Eine wichtige Informationsquelle bei Katastrophen sind Satellitendaten, u.a. des europäischen Erdbeobachtungsprogramms Copernicus, die in Nahe-Echtzeit großflächig die betroffenen Gebiete erfassen können. Vom EOC wurden Prozessketten entwickelt, die optische, thermale und Radar-Satellitendaten ohne manuelle Interaktion analysieren und die abgeleiteten Daten automatisch an die HEIMDALL-Plattform übermitteln: z.B. die genaue Verortung und Schadenausmaße von Überflutungen oder Bränden.
Für eine detaillierte Risikobewertung wurde darüber hinaus vom EOC ein Verfahren entwickelt, das anhand von hochaufgelösten Gebäudedaten die betroffene Bevölkerung abschätzt. Die Wissenschaftler kombinierten hierfür OpenStreetMap-Daten, nationale Gebäudedatensätze und Laserscanning-Punktwolken, um typische räumliche Verteilungsmuster der Bevölkerung während einer Nacht- und Tagessituation abzubilden und so der Einsatzplanung eine Priorisierung ihrer Maßnahmen zu ermöglichen. In Zusammenarbeit mit den Zivilschutzorganisationen wurden zusätzlich besonders vulnerable Infrastruktureinrichtungen wie Schulen, Krankenhäuser, Altenheime sowie Industriekomplexe und Energieversorgungseinrichtungen klassifiziert. Auf Basis dieser Daten konnte ein Konzept zur Risikobewertung entwickelt werden. Dieses erlaubt individuell nach Naturgefahr, Gebäudeschäden und Infrastruktureinschränkungen abzuschätzen und so in Krisensituationen Risiken differenzierter zu bewerten und gezielt Maßnahmen zu treffen.

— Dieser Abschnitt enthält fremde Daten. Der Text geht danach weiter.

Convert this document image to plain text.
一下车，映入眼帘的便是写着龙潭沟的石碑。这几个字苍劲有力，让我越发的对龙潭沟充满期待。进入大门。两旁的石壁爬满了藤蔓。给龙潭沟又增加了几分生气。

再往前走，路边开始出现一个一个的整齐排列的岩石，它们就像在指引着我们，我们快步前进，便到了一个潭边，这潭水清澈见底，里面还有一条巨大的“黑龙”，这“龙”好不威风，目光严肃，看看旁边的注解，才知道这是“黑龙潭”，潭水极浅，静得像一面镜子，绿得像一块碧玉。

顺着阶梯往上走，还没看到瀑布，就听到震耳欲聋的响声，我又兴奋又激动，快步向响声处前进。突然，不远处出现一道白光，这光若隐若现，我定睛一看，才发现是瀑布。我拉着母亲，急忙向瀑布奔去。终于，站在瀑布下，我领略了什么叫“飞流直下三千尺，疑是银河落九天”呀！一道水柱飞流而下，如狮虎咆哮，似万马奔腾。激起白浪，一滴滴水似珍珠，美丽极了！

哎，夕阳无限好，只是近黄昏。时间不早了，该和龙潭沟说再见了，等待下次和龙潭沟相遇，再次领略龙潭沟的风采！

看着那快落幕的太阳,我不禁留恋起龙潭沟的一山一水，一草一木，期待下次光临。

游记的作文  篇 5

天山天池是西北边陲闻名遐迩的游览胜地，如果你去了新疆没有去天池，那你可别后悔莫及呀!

Um aus vergangenen Katastrophen zu lernen, wurden die Daten der analysierten Naturkatastrophen, wie ihr raum-zeitlicher Verlauf, Wetterdaten sowie Einsatzpläne in einer Szenariendatenbank zusammengefasst. Mit Hilfe eines vom EOC entwickelten Werkzeugs können die Nutzer nun auf diese Szenarien zugreifen, Katastrophen vergleichen, aus früheren Situationen und Erfahrungen lernen und Handlungsstrategien und Maßnahmen anpassen.
Das HEIMDALL-Informationssystem wurde Ende Januar 2021 zum Abschluss des Projekts in einer internationalen und realitätsnahen Katastrophenübung demonstriert. In einem Kontrollzentrum der katalanischen Feuerwehr- und Rettungsdienste wurde ein länderübergreifendes Waldbrand- sowie Hochwasserereignis für die verschiedenen Phasen des Desaster-Management-Zyklus simuliert.
Die Nutzer zeigten sich von dem entwickelten System überzeugt: „Mit der heute durchgeführten Demonstration haben wir gesehen, dass diese Plattform die Erwartungen perfekt erfüllt und als Koordinationswerkzeug hat sie sich als sehr effizient erwiesen." So z.B. Quim de Diego von der katalanischen Polizei, der an der Übung teilgenommen hat.